A propos

A ma naissance se dressait un rideau de fer.

Je suis une enfant de l’Est attirée par l’autre côté du continent.

Je me souviens de cette époque, à la fin des années soixante-dix dans l’atelier Skrzypinski, où j’ai commencé à reconnaître, dans ma peinture, les brumes d’hiver et les aurores sur la neige, allant de la mer Baltique à la chaîne des Carpates, qui défilaient quand je fermais les yeux.

Je cherchais à rassembler les morceaux épars de ma conscience et de mes sens, à exprimer le sentiment d’une femme qui veut embrasser le monde les yeux ouverts.

– De l’autre côté.

Ce fut le bonheur de pouvoir observer à l’air libre ce monde secret.
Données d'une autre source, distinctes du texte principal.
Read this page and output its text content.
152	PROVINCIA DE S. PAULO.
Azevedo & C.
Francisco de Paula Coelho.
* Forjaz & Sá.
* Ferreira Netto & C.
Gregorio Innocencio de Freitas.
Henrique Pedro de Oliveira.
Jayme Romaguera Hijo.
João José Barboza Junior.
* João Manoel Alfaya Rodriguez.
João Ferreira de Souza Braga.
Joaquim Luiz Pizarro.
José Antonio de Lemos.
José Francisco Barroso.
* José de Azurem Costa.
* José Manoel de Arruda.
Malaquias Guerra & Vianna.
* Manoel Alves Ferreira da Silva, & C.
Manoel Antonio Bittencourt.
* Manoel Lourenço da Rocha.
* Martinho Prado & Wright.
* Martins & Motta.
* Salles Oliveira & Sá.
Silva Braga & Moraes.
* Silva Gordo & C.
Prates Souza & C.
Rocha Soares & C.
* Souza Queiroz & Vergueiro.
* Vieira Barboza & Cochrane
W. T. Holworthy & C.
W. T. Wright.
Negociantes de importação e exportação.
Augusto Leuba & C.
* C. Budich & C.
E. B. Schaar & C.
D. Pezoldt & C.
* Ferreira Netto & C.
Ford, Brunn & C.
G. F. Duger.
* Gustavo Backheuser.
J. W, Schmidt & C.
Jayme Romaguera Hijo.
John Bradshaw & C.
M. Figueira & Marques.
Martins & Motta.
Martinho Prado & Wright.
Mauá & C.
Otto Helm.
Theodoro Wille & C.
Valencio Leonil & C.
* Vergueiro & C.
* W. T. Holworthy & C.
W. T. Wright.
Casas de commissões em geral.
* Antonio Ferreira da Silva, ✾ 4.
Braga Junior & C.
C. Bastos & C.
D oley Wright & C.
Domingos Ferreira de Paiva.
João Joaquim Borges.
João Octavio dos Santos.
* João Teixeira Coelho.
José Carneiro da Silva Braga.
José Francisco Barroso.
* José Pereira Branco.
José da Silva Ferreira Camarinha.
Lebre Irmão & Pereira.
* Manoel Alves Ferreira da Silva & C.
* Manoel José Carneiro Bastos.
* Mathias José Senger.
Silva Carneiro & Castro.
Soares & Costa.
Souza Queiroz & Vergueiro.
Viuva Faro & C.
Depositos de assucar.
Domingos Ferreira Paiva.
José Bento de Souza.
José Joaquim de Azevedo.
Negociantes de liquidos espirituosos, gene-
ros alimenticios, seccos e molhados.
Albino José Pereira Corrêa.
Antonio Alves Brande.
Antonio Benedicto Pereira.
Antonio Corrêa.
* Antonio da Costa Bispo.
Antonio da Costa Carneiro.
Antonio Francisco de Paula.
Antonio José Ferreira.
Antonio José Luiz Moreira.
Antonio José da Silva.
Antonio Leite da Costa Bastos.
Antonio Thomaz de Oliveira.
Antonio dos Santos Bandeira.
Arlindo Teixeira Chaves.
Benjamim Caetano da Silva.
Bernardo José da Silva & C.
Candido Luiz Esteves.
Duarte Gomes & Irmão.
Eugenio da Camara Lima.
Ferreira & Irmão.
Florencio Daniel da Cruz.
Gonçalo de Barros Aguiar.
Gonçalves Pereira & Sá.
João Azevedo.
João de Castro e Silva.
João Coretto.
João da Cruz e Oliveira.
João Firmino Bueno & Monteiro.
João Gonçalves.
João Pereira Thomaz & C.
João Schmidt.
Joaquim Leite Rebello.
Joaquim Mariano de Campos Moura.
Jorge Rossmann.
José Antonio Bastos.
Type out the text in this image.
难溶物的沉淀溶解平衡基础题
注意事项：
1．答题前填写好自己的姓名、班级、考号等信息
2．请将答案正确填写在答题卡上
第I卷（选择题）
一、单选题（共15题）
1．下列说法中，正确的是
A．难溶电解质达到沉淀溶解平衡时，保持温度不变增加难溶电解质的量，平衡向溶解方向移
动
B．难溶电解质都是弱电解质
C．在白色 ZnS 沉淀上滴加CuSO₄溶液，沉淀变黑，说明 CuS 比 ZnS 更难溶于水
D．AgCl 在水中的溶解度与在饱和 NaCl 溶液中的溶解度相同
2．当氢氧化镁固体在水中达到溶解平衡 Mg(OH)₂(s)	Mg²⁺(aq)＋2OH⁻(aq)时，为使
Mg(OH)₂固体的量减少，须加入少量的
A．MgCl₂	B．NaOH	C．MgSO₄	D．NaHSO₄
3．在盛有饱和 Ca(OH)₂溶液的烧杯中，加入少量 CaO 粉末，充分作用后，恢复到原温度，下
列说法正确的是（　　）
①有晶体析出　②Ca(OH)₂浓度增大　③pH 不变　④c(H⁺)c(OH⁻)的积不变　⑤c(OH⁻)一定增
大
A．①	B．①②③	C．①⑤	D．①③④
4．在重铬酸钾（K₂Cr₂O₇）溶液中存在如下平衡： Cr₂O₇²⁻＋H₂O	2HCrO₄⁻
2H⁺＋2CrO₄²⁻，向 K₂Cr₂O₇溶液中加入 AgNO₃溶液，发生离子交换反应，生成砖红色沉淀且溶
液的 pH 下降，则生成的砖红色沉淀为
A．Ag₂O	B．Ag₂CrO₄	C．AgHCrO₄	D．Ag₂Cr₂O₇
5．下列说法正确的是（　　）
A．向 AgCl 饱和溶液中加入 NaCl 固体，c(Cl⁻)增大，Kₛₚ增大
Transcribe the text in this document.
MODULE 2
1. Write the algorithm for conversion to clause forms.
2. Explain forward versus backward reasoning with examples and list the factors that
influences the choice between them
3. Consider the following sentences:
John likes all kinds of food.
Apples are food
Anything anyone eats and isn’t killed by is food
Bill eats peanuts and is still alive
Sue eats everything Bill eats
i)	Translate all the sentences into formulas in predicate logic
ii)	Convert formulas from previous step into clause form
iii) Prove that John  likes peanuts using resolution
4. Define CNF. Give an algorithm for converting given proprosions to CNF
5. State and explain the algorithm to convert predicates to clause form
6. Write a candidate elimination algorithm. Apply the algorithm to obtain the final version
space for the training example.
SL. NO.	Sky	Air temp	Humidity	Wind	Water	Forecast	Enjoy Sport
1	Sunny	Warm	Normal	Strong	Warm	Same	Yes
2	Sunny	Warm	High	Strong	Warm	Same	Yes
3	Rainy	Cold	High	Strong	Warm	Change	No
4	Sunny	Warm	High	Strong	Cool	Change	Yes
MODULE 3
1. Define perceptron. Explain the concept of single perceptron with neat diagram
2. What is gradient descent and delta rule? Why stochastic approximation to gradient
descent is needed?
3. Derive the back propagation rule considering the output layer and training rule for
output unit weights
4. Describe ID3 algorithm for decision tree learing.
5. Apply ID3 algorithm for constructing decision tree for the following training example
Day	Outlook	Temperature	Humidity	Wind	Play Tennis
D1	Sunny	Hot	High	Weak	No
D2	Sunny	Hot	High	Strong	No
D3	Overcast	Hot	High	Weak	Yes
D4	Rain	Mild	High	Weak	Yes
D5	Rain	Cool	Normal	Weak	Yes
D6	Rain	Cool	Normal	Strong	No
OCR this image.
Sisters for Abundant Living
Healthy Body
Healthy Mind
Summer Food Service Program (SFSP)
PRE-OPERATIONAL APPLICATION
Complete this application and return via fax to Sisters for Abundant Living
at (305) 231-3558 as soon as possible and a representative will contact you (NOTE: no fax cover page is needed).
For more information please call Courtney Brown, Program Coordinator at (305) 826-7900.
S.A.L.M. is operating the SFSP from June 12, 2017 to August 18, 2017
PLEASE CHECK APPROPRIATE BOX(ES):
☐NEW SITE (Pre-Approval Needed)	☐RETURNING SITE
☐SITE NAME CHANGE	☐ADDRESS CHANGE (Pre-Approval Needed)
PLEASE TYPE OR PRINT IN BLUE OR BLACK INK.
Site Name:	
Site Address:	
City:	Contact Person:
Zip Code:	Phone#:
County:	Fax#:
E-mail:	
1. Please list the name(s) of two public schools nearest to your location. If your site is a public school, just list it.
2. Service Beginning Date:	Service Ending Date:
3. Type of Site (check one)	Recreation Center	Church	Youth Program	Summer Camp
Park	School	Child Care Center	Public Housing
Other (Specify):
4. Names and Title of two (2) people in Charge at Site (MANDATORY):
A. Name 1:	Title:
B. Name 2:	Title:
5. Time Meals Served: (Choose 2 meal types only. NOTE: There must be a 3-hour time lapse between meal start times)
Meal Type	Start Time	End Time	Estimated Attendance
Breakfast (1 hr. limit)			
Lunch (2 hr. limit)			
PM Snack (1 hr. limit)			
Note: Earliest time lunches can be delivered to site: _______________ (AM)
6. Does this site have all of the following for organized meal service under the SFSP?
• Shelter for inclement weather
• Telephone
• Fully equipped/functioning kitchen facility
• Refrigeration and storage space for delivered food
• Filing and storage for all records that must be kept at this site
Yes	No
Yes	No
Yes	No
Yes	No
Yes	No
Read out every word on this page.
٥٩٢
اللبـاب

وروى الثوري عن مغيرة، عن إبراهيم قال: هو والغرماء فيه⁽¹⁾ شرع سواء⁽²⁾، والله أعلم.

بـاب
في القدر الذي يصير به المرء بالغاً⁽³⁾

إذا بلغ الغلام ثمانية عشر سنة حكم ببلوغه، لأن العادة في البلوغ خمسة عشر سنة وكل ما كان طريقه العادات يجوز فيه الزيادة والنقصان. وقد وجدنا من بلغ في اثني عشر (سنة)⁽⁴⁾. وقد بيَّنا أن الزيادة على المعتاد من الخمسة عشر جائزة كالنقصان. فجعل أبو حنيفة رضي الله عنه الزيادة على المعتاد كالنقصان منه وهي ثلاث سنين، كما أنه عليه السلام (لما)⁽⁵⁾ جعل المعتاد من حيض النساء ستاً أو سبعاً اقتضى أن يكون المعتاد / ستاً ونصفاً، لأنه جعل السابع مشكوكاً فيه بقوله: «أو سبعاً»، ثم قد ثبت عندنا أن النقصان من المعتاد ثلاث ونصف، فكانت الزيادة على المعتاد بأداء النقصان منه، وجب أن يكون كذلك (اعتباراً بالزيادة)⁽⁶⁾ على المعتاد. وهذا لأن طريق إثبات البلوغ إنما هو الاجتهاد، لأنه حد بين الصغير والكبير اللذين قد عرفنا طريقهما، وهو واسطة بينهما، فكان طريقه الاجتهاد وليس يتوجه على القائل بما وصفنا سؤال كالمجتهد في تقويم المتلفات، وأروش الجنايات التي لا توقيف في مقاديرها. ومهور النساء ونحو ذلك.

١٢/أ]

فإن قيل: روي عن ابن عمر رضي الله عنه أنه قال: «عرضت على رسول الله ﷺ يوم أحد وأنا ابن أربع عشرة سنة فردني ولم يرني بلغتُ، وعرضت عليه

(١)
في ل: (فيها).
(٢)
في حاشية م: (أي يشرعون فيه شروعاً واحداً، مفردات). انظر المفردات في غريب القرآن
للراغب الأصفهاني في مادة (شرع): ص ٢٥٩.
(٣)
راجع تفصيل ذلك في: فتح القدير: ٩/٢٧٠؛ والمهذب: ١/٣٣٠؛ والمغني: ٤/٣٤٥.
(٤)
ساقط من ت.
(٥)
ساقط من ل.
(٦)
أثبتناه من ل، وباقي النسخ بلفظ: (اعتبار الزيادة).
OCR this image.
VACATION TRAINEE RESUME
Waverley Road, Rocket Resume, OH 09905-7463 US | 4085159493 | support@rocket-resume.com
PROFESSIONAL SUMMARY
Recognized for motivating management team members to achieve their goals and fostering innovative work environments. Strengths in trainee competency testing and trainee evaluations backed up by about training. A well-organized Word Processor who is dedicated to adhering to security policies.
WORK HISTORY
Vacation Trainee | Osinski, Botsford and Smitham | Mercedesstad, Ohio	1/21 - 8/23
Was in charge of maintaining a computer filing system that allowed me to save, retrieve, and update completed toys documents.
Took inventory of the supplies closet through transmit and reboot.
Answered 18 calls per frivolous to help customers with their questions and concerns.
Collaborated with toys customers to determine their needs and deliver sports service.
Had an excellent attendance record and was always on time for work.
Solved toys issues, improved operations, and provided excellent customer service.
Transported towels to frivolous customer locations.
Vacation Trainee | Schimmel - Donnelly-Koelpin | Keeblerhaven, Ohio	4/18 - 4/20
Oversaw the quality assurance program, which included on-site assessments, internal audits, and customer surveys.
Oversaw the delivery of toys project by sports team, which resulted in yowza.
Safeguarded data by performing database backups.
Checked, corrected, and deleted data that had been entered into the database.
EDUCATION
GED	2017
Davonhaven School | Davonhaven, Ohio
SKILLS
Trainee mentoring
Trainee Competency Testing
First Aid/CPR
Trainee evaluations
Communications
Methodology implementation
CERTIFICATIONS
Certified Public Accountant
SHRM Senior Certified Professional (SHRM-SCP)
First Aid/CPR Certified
Je n’oubliais pas ce que signifiait aussi l’exil, et que si c’était le destin de beaucoup, les mariages de cultures, ça voulait dire aussi nostalgie de la terre, de l’enfance, la séparation, la patience d’apprendre à nouveau, de comprendre les malentendus, de se transformer, d’aimer et bien sûr le pari immense de réussir à être heureuse loin de chez soi.

Mon atelier, c’est mon univers, le reflet de ma vie. Parfois, j’ai besoin de cette solitude secrète pour créer; puis j’ai le désir de musique, de célébrer l’esprit d’évasion en hommage aux damnés du siècle dernier, qui choisissaient la liberté.

 

Ona

Née en Pologne, Bogda est depuis toujours passionnée par la peinture. Etant petite, elle reproduisait les plus jolis dessins qu’elle trouvait dans les livres pour enfant. Possédant un don naturel, elle développa très jeune, une passion pour l’art.

Cherchant sans cesse à parfaire son talent, elle fréquente, durant cinq ans l’Atelier du peintre Stanisław Skrzypiński. Elle ne manque pas d’étoffer son inspiration d’artistes tels que Juliusz et Wojciech Kossak, véritables modèles en matière de peinture d’art équestre. Enthousiasmée, elle travaille alors intensément, expose, se fait connaître et reçoit différents prix.

En 1980, à cause d’une année de crise économique et sociale grave en Pologne, elle s’enfuit avec sa famille vers la France et trouve refuge auprès de proches déjà installés.

A son arrivée, son art lui permet d’appréhender le quotidien d’une manière plus intérieure, d’où une période où domine l’inspiration religieuse. Parallèlement, elle est attirée par le type méditerranéen qu’elle découvre (d’où les tableaux « Jeune Bédouine » et « Vieillard Hébreux »).

En 1987, après un passage à l’atelier de sculpture des Beaux Arts de Grenoble, elle se lance dans les créations à l’argile mais revient en fin de compte au pinceau. Elle choisit alors délibérément les deux dominantes de ses créations : les portraits et surtout l’animal, en l’occurrence le cheval. On y retrouve ces races de chevaux robustes, fidèles compagnons du paysan polonais.

La vigueur du trait et la richesse des couleurs dominent dans son œuvre, même si un fond de neige est souvent présent. Classique, sans aucun maniérisme, elle essaie de toucher la sensibilité de tous.

Bogda est aussi animatrice d’activités manuelles et artistiques pour de jeunes enfants. En créant des personnages de fable, elle rêve avec eux et leur permet de prendre conscience de leurs capacités.

En privée, elle réalise ses peintures dans le secret de son atelier de Saint Etienne de Saint Geoirs, puisant son inspiration dans la lecture, la musique et ses origines slaves.